The Spa at Harrah's Ak-Chin offers traditional and modern spa treatments with four treatment rooms, including one couple's suite.

In July 2010, the Ak-Chin Indian Community purchased Southern Dunes Golf Club, located in Maricopa, Ariz., near Harrah’s Ak-Chin. Southern Dunes is managed by Troon Golf and covers more than 320 acres and features an 8,000-square-foot (740 m²) clubhouse. In 2009, Southern Dunes was named among Golfweek's "Best You Can Play, State-By-State" list of courses in the United States.

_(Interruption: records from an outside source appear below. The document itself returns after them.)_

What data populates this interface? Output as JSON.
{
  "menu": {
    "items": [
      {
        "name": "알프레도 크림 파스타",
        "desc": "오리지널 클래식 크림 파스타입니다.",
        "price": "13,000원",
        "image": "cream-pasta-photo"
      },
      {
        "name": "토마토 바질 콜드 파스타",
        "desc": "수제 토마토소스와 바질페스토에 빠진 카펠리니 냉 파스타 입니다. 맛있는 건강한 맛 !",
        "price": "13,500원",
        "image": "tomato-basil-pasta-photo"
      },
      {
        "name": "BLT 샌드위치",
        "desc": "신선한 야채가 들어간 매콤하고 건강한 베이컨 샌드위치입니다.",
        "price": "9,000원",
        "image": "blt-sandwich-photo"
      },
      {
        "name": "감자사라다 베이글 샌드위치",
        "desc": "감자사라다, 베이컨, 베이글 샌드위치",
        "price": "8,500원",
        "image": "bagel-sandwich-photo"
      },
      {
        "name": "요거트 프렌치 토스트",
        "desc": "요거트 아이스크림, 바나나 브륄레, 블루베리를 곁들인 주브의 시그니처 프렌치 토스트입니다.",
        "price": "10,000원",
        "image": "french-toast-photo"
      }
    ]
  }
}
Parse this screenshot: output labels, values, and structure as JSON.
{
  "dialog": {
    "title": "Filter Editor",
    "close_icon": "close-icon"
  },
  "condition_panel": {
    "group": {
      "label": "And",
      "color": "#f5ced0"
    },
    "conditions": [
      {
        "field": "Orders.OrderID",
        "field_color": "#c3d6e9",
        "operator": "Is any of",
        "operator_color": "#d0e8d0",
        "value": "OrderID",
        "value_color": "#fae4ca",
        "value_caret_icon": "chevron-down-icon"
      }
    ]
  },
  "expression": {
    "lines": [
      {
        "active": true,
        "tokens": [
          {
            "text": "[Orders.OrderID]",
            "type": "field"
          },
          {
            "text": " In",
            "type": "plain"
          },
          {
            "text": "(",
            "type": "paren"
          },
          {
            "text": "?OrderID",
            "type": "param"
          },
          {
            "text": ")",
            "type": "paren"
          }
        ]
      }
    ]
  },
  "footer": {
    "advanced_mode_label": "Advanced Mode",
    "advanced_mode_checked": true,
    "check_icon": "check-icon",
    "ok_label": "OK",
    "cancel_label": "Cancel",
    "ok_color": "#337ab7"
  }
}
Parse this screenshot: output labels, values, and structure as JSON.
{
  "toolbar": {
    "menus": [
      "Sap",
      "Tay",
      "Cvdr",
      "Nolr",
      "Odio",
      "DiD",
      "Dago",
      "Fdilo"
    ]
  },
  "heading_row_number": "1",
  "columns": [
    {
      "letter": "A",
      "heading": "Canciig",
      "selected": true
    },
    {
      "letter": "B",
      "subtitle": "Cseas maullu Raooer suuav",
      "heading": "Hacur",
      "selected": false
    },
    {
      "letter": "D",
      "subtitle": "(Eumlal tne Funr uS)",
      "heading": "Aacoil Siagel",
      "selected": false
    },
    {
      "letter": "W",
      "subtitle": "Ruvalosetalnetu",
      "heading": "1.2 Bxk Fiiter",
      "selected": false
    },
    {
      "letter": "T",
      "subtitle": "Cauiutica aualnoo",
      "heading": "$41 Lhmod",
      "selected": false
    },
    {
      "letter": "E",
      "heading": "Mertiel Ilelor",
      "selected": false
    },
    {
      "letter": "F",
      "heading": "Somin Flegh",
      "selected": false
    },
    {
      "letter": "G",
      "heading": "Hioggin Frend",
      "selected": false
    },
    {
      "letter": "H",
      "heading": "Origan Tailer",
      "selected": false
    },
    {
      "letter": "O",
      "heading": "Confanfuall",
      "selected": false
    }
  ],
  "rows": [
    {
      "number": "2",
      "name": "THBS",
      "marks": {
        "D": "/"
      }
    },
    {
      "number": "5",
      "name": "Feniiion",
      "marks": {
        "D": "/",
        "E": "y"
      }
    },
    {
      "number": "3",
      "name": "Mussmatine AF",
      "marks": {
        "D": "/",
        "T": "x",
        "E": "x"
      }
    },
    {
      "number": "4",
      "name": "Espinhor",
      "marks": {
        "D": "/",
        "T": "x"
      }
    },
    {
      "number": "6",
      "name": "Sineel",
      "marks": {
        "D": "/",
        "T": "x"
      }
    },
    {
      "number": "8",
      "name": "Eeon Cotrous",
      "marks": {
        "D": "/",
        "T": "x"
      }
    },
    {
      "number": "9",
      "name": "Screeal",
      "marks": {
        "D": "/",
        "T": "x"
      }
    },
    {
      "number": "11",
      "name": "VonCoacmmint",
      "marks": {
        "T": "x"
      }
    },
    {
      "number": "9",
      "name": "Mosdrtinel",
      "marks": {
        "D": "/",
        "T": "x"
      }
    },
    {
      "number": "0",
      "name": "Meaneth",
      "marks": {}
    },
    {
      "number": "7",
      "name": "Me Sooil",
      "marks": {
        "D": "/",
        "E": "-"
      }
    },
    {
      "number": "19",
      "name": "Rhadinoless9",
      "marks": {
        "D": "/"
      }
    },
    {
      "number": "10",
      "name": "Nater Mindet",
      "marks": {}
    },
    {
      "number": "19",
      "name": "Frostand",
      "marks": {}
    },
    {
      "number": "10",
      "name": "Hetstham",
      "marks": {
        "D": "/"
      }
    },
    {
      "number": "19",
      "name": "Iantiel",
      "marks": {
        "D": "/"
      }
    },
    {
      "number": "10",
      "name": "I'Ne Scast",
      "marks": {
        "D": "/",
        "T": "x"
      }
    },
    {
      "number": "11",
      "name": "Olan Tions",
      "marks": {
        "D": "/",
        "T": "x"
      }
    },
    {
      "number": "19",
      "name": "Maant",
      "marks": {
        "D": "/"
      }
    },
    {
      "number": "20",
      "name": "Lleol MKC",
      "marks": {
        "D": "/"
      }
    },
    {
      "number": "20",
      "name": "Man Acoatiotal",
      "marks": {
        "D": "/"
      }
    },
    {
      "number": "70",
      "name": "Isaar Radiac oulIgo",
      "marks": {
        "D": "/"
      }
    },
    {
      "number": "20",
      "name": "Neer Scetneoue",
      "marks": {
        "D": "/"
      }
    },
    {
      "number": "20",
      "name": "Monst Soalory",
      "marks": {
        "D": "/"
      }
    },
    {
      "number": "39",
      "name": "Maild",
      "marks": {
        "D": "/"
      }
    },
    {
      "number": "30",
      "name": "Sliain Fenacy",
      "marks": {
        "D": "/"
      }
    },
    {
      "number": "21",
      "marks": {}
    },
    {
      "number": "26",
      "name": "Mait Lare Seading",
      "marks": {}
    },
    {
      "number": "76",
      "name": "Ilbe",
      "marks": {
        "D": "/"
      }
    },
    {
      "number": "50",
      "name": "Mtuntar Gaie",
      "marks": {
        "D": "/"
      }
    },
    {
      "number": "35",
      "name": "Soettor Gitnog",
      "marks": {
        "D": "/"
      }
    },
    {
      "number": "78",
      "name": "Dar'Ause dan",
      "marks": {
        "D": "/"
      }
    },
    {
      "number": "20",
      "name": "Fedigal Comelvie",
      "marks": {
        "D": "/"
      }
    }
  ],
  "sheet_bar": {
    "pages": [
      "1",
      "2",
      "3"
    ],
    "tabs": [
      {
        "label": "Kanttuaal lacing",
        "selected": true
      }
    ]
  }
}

In the fall of 2012, the Ak-Chin Indian Community opened the 165,000-square-foot UltraStar Multi-Tainment Center at Ak-Chin Circle, operated by California-based UltraStar Cinemas. The $50 million project features restaurants, a bowling alley, and areas for staging events. It neighbors Harrah's Ak-Chin Casino and is accessible via a pedestrian bridge connecting the two properties. As of October 2020, the facility is operated by the Ak-Chin Indian Community and was renamed AK-Chin Circle Entertainment Center.

==Awards==
- Harrah's Ak-Chin was named a "2010 Most Admired Company" by Arizona Business Magazine and BestCompanies AZ. *Phoenix Business Journal has ranked the facility as one of the "Best Places to Work in the Valley" in 2008, 2009, 2010, and 2011.
- Ak-Chin Southern Dunes was ranked #5 in 2015 of "Best Courses You Can Play in Arizona" by Golf Magazine & Golfweek
- Harrah's Ak-Chin was awarded the 2011 Volunteer Service Award from the Arizona Governor's Commission on Service and Volunteerism.
- Harrah's Ak-Chin was voted the Best Employer of Maricopa for the Creme de la Copa 2021.
- Tripadvisor, the world’s largest travel platform, recognizes Harrah’s Ak-Chin Casino as a 2021 Travelers’ Choice Award winner.
- Harrah's Ak-Chin Casino’s managing partner Caesars Entertainment recognized as a Top 1,000 Employer in the United States for 2023.
- Harrah's Ak-Chin Casino recognized as one of Arizona’s Most Admired Companies (MAC) of 2023.